A lot has happened since then: the rise of the new age players such as Google and Skype that, in Isenberg's words "do everything at the end of the network and take it out of the network" has been meteoric. But so to has been progress and possibilities in the next generation network, epitomised by British Telecom's massive and ambitious 21CN project.
The same path, however is being followed by every major traditional telco, they are simply at different stages.
The NGN is much more about simply carrying all services as IP packets. Its about the possibilities of convergence: between fixed and mobile service: between what were previously broadcast services like TV and radio and telecoms services like voice, data and Internet access.
The recent evolution of the IP multimedia subsystem (IMS) said to be viewed as the most important thew technology of the past decade by carries and vendors) ahs given the NGN vision a tremendous boost. It's a standardised architecture spanning both the fixed and mobile worlds that specifies the functional units and the interworking between then that underpin all these new converged services.
This is the future as the old world telcos see it. An NGN network that is an integrated entity able to deliver the full range of services to any subscriber by any means and for services to be mixed and matched under control of the network operator and the consumer.
They've got a fairly good idea of what sort of discrete services will be possible and popular over the NGN but they have barely started to explore the synergies that will be possible by converging different services over the NGN.

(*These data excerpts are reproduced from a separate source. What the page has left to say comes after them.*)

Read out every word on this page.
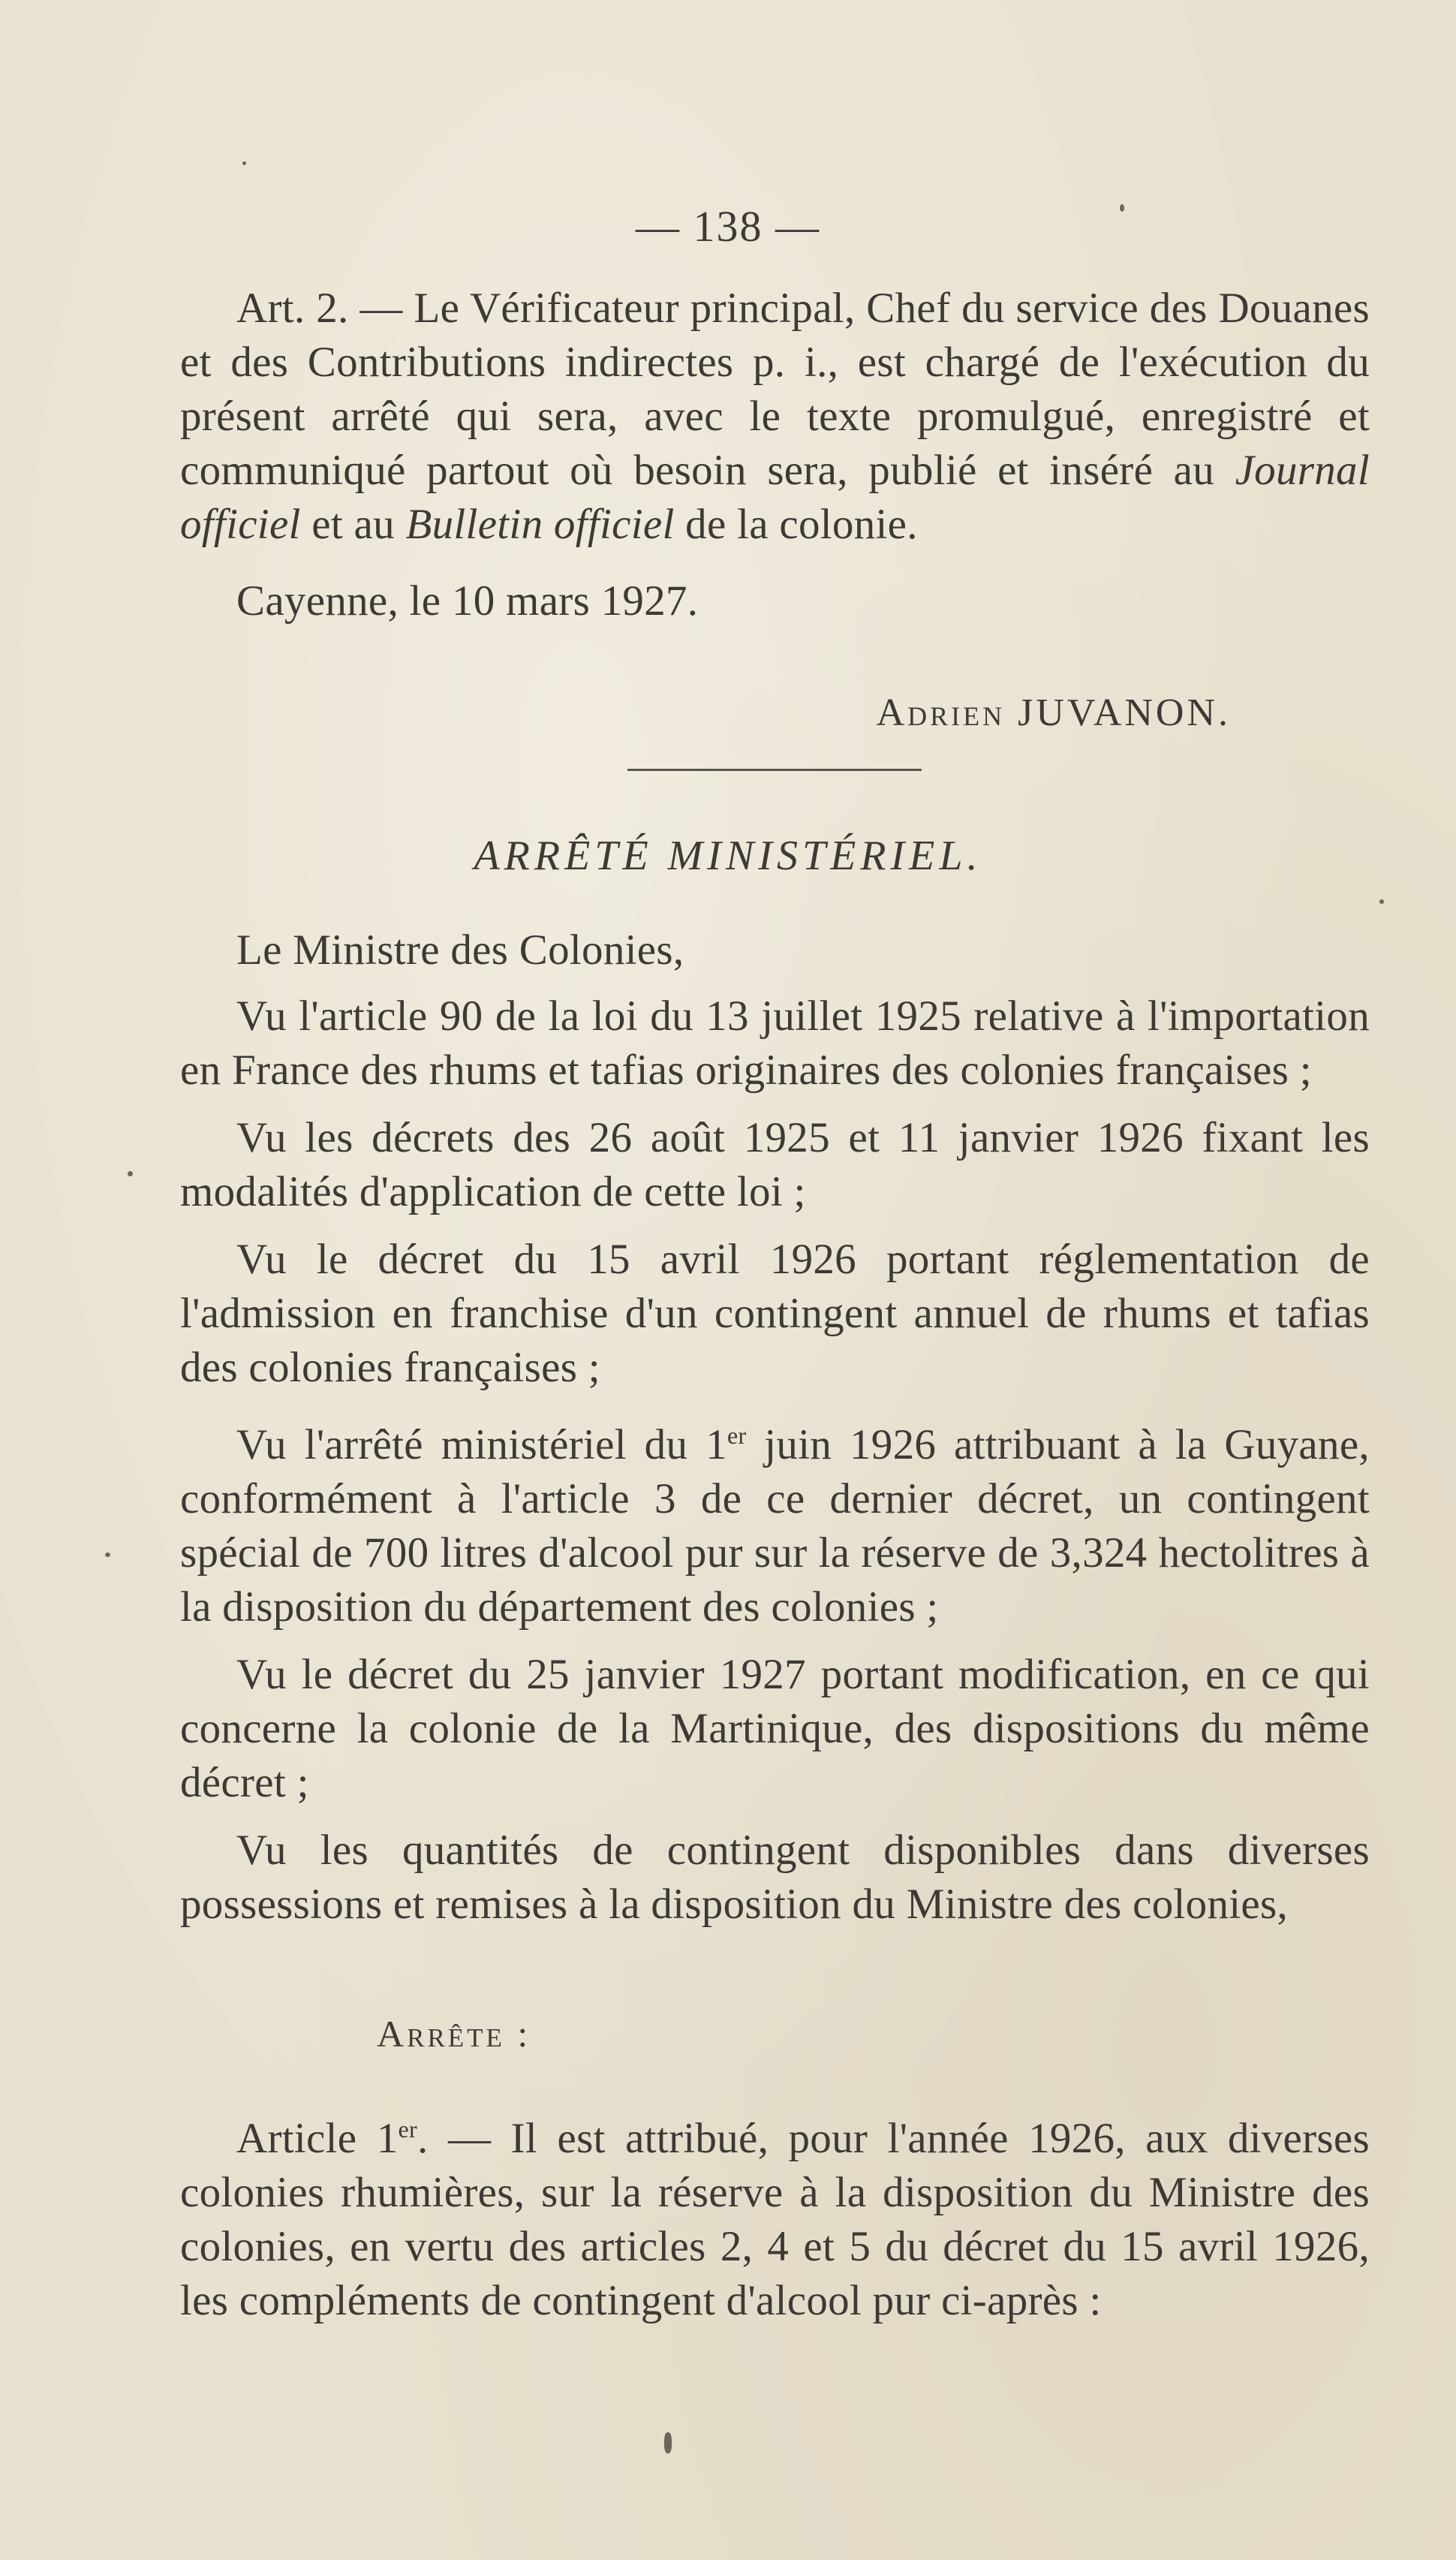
— 138 —

Art. 2. — Le Vérificateur principal, Chef du service des Douanes et des Contributions indirectes p. i., est chargé de l'exécution du présent arrêté qui sera, avec le texte promulgué, enregistré et communiqué partout où besoin sera, publié et inséré au Journal officiel et au Bulletin officiel de la colonie.

Cayenne, le 10 mars 1927.

Adrien JUVANON.
ARRÊTÉ MINISTÉRIEL.

Le Ministre des Colonies,

Vu l'article 90 de la loi du 13 juillet 1925 relative à l'importation en France des rhums et tafias originaires des colonies françaises ;

Vu les décrets des 26 août 1925 et 11 janvier 1926 fixant les modalités d'application de cette loi ;

Vu le décret du 15 avril 1926 portant réglementation de l'admission en franchise d'un contingent annuel de rhums et tafias des colonies françaises ;

Vu l'arrêté ministériel du 1er juin 1926 attribuant à la Guyane, conformément à l'article 3 de ce dernier décret, un contingent spécial de 700 litres d'alcool pur sur la réserve de 3,324 hectolitres à la disposition du département des colonies ;

Vu le décret du 25 janvier 1927 portant modification, en ce qui concerne la colonie de la Martinique, des dispositions du même décret ;

Vu les quantités de contingent disponibles dans diverses possessions et remises à la disposition du Ministre des colonies,

Arrête :

Article 1er. — Il est attribué, pour l'année 1926, aux diverses colonies rhumières, sur la réserve à la disposition du Ministre des colonies, en vertu des articles 2, 4 et 5 du décret du 15 avril 1926, les compléments de contingent d'alcool pur ci-après :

It's the exact opposite of the stupid network: it would convey strong advantages on integrated carriers able to access consumers by fixed and mobile networks and give them huge leverage with Those whose services are created at the edge of the network and delivered over it (eg Skype, Google and Microsoft).
In reality we're unlikely to have a totally stupid network and lots of dead old world telcos or totally smart networks were the telcos are able to dictate everything that is connected to the network and every service that is carried on (just like the old world telco monopoly of not so many years ago!). But between these extremes there any many possibilities. Abandoning net neutrality is simply round one to the old-world telcos.